「んん…クラウン…?」
パチリと開けた目と私の視線が絡み合い、少しの間互いに動かなかった。
ううん、動けなかった。
あの紅い瞳に魅せられて。
くすんだ色はこんなにも澄んで、こんなにも輝いてた。
初めてみたの、ホセの本当の顔を。
「クラウン…夢にまで見るなんて…俺はそんなにお前に会いたかったのかな?」
「どういうこと…?」
「何だ、都合よく知ってる訳じゃねえのかよ。それともとぼけてるのか?」
ククク、と短く、でも偽りのない笑みを浮かべるホセ。
「///」
かっこいい…
素直にそう思う。
「言ったろ?夢の中で、いつもいつも…」
「知らないもの」
「じゃあもっかい言ってやる…」
そこまでいってホセはニッコリと微笑んだ。
「/////」
「クラウン…好きだ。お前を愛してる」
「!?」
驚きで頭の中が真っ白になった。
ホセは、私のことが好き?
「酷いな、せめて夢のなかでくらい私も、とかなんとかいってほしかった」
「…」
そっか、ホセは私のことただの幻覚としか思ってないのか…
「…あ、でも現実のクラウンには言うなよ?」
「…どうして…?」
「なぜって、当たり前だろ?
クラウンの人生だ。俺が決める権利はないから。」
「でも、伝えるのは勝手でしょ…?」
「ふふ、お前は本当に可愛いな。
お前のことだ。
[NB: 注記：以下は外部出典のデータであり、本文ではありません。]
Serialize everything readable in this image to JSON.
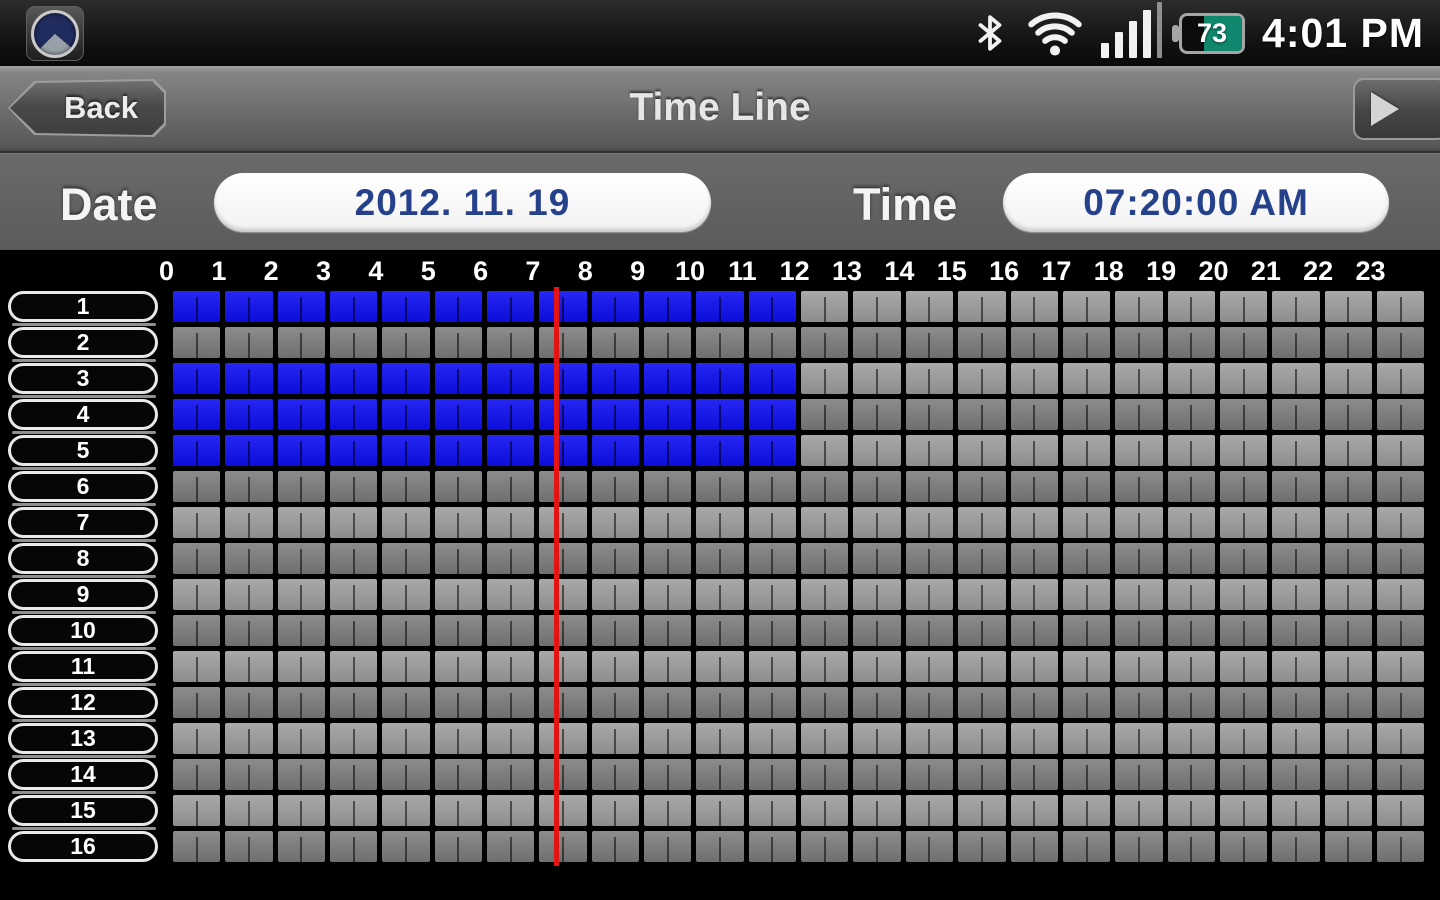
{
  "status_bar": {
    "time": "4:01 PM",
    "battery_percent": "73",
    "battery_fill_color": "#10866d",
    "signal_bars_active": 4,
    "signal_bars_total": 5
  },
  "nav_bar": {
    "back_label": "Back",
    "title": "Time Line"
  },
  "controls": {
    "date_label": "Date",
    "date_value": "2012. 11. 19",
    "time_label": "Time",
    "time_value": "07:20:00 AM",
    "value_text_color": "#25418c"
  },
  "timeline": {
    "hour_labels": [
      "0",
      "1",
      "2",
      "3",
      "4",
      "5",
      "6",
      "7",
      "8",
      "9",
      "10",
      "11",
      "12",
      "13",
      "14",
      "15",
      "16",
      "17",
      "18",
      "19",
      "20",
      "21",
      "22",
      "23"
    ],
    "segments_per_hour": 2,
    "channels": [
      {
        "label": "1",
        "recorded": [
          [
            0,
            12
          ]
        ]
      },
      {
        "label": "2",
        "recorded": []
      },
      {
        "label": "3",
        "recorded": [
          [
            0,
            12
          ]
        ]
      },
      {
        "label": "4",
        "recorded": [
          [
            0,
            12
          ]
        ]
      },
      {
        "label": "5",
        "recorded": [
          [
            0,
            12
          ]
        ]
      },
      {
        "label": "6",
        "recorded": []
      },
      {
        "label": "7",
        "recorded": []
      },
      {
        "label": "8",
        "recorded": []
      },
      {
        "label": "9",
        "recorded": []
      },
      {
        "label": "10",
        "recorded": []
      },
      {
        "label": "11",
        "recorded": []
      },
      {
        "label": "12",
        "recorded": []
      },
      {
        "label": "13",
        "recorded": []
      },
      {
        "label": "14",
        "recorded": []
      },
      {
        "label": "15",
        "recorded": []
      },
      {
        "label": "16",
        "recorded": []
      }
    ],
    "cursor": {
      "hour_position": 7.3333,
      "color": "#e51414"
    },
    "colors": {
      "recorded": "#1414e6",
      "idle_row_light": "#9d9d9d",
      "idle_row_dark": "#7a7a7a",
      "grid_background": "#000000"
    }
  }
}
俺の恋を知ってなお断ることなんかしないだろ?」
「…だって、かっこいいもの」
「事にお前、宿命なんか嫌いといってたじゃないか」
「…そうだけど…運命でしょ?」
「いや、俺たちは生まれたその瞬間から引かれ合うと決まってた。
と言うか、この世界ができた瞬間…創造神様ができた時から決まってたんだ」
「そんなに前から…!」
「だからいいんだ。俺よりセイの方がいい。
少なくとも、俺とは結ばれなくてすむ」
「でも「お前は周りの目を気にしなさすぎだ。誰が望むって言うんだ?」
「それは「ストーップ!」
「あ、忘れてた…」
「ここで恋の話なんかしなくていいわ。それは現実にお預け、ね?」
「…ローズ…駄目なんだよ。俺に振り向いてくれるわけがない」
「「そんなことない!」」
「何だよ、お前ら気が合うな(笑)」
ホセは底抜けの笑顔を浮かべた。